I hate to say it, but they may not have much desire for you either.

garden whimsey

What do ddegrangejr mean by "govt't abusers"? Do you mean someone like the 91-year old who has paid her dues and lived in her home for decades? Should she be run out of her home by people such as you? I hope the property assessment on the those older homes remains the same so they can still afford to pay the property taxes and remain in their houses as long as they want to. As for Mr. Six's statement that people can go elsewhere, where are they going to go? If the home of the current resident is assessed at $160K, where in the city will they find equivalent housing in that price range?


[thumbup] Spot on. I tearfully sold my little home on Carroll Parkway and left my dream of affording to live and play with my grandchildren in Baker Park in my retirement. As a rapidly sinking middle class, median income-described in the article- resident, it did not take much forward thinking to see that I could not sustain the rising property value assessment and taxes over the long term. Nor could my newly retired neighbor. We both moved to Washington County. We joined the majority. So when we are all gone, and all the in-lieu of fees are paid, who will provide the services to these new gentrifiers running off locals who have lived here for generations?
Why haven't the City's elected officials worked harder to preserve the community balance instead of caving, with stars in their eyes, to developers?


Exactly.. And the older you get, the more you need amenities nearby. Everyone can't afford Homewood. Move people from their familiar chosen surroundings only once it is no longer safe for them to soldier on.


The 71 year old and the 91 year old mentioned in the story can easily use their increasing wealth (growing equity in their homes) to pay any increased taxes. No need to go anywhere.

garden whimsey

You cannot use equity to pay taxes. The tax collector requires taxes be paid with real money, not "pretend" equity dollars.


There are reverse mortgages and other financial transactions to get the same results. Relators can help.


I recently bought a home near this new development. I didn't want to live on the street that I bought my home, however the price was too good to pass. I bought it with the idea that these new homes would increase property value. I have met a lot of nice people that have just recently moved to the same area as myself and have the same hopes as me. I hate to say this, but you can definitely tell who the long timers and gov't abusers in this area are. So by all means, PLEASE keep building.




I guess a long timer is an older person, but who is a government abuser? You mean a retired government worker, like me? And what will you tell us?

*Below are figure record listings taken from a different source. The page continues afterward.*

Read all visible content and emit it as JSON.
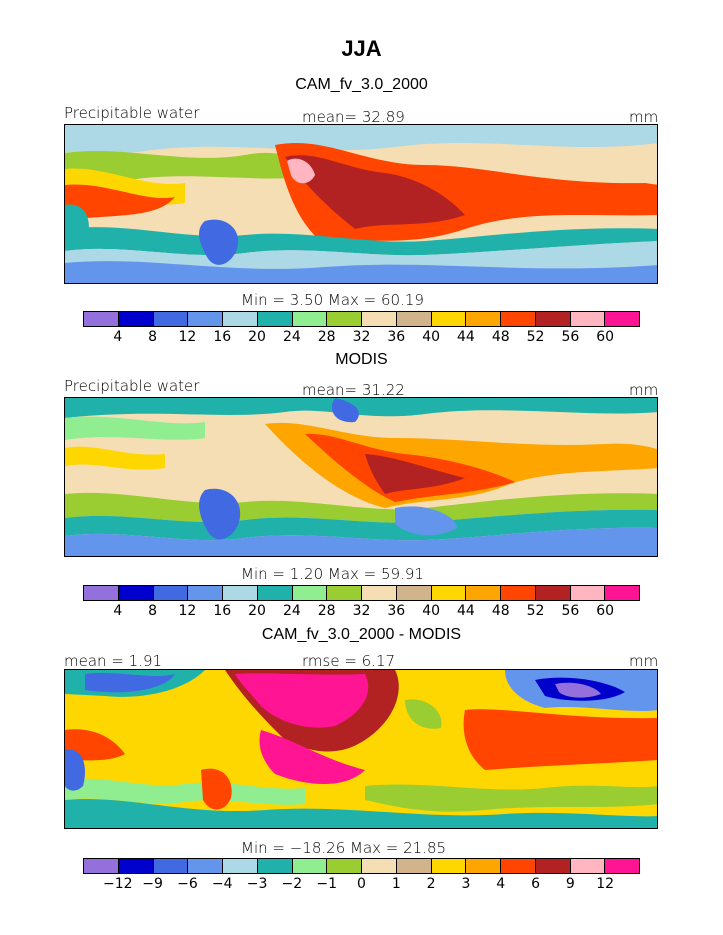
{
  "season": "JJA",
  "panels": [
    {
      "title": "CAM_fv_3.0_2000",
      "left_label": "Precipitable water",
      "center_label": "mean=   32.89",
      "units": "mm",
      "minmax": "Min =     3.50  Max =   60.19",
      "ticks": [
        "4",
        "8",
        "12",
        "16",
        "20",
        "24",
        "28",
        "32",
        "36",
        "40",
        "44",
        "48",
        "52",
        "56",
        "60"
      ]
    },
    {
      "title": "MODIS",
      "left_label": "Precipitable water",
      "center_label": "mean=   31.22",
      "units": "mm",
      "minmax": "Min =     1.20  Max =   59.91",
      "ticks": [
        "4",
        "8",
        "12",
        "16",
        "20",
        "24",
        "28",
        "32",
        "36",
        "40",
        "44",
        "48",
        "52",
        "56",
        "60"
      ]
    },
    {
      "title": "CAM_fv_3.0_2000 - MODIS",
      "left_label": "mean =     1.91",
      "center_label": "rmse =     6.17",
      "units": "mm",
      "minmax": "Min = −18.26  Max =   21.85",
      "ticks": [
        "−12",
        "−9",
        "−6",
        "−4",
        "−3",
        "−2",
        "−1",
        "0",
        "1",
        "2",
        "3",
        "4",
        "6",
        "9",
        "12"
      ]
    }
  ],
  "colors": {
    "levels": [
      "#9370db",
      "#0000cd",
      "#4169e1",
      "#6495ed",
      "#add8e6",
      "#20b2aa",
      "#90ee90",
      "#9acd32",
      "#f5deb3",
      "#d2b48c",
      "#ffd700",
      "#ffa500",
      "#ff4500",
      "#b22222",
      "#ffb6c1",
      "#ff1493"
    ]
  }
}
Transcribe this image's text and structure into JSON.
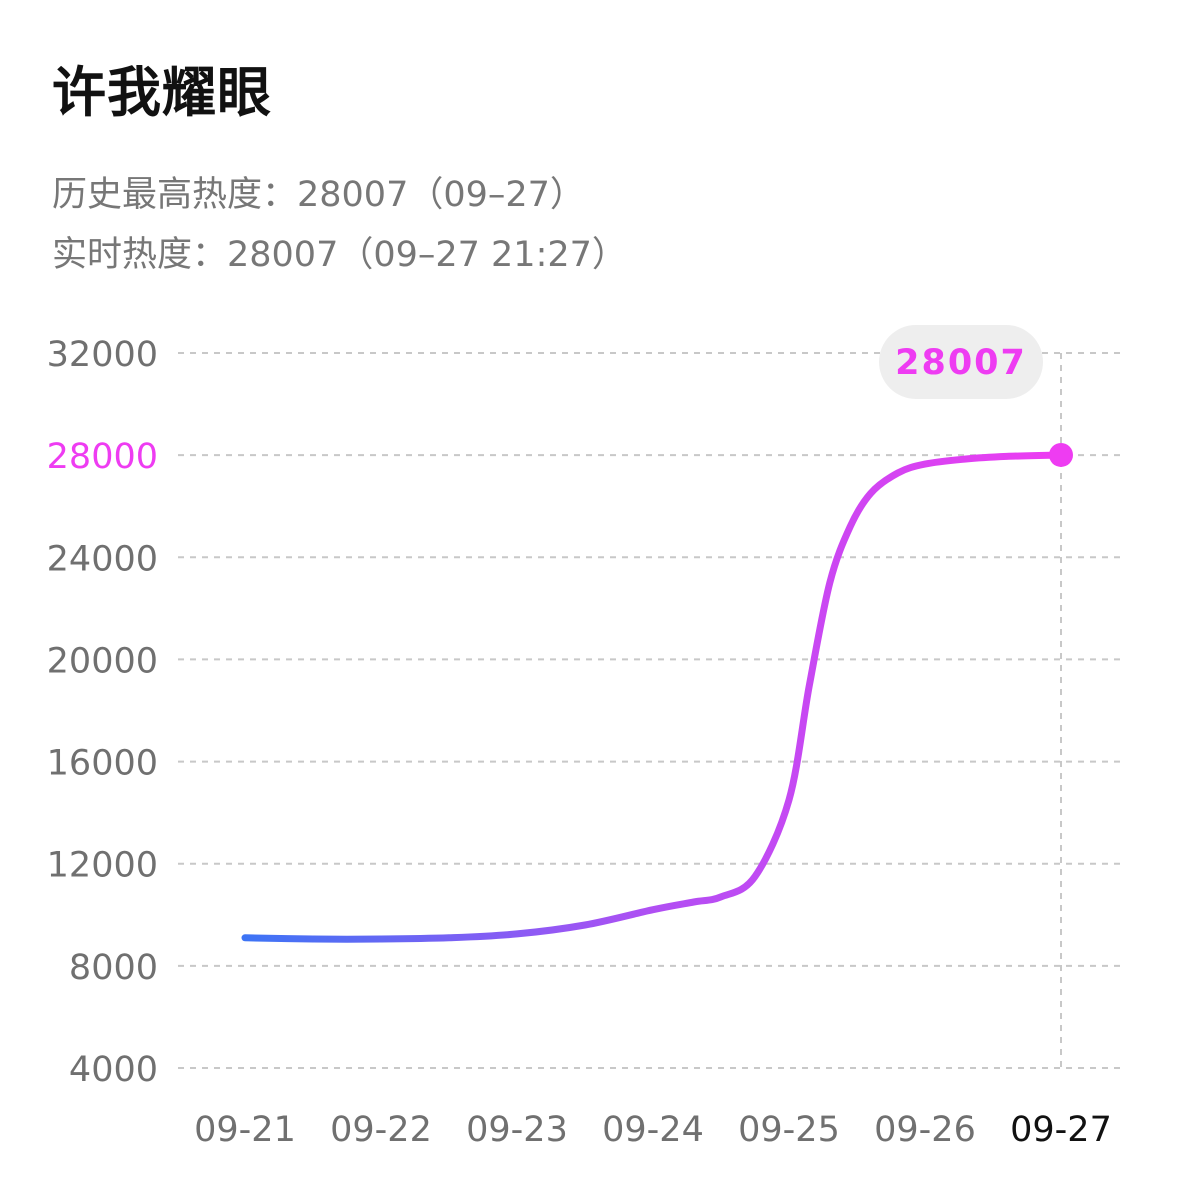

Did I say old ppl? I grew up on 4th and had a lot of friends between 5th and 6th... A lot that were receiving gov't benefits are still there... and now with their kids older and producing more kids... I am talking about the kind of people you see having money smoking illegals in the park with their friends while there kids run around un-watched, leaving their trash all over. I have no problem with the older generation... Maybe my comment was without thinking because the ones I am talking about have landlords that will suffer because the gov't pays a good portion of the rent.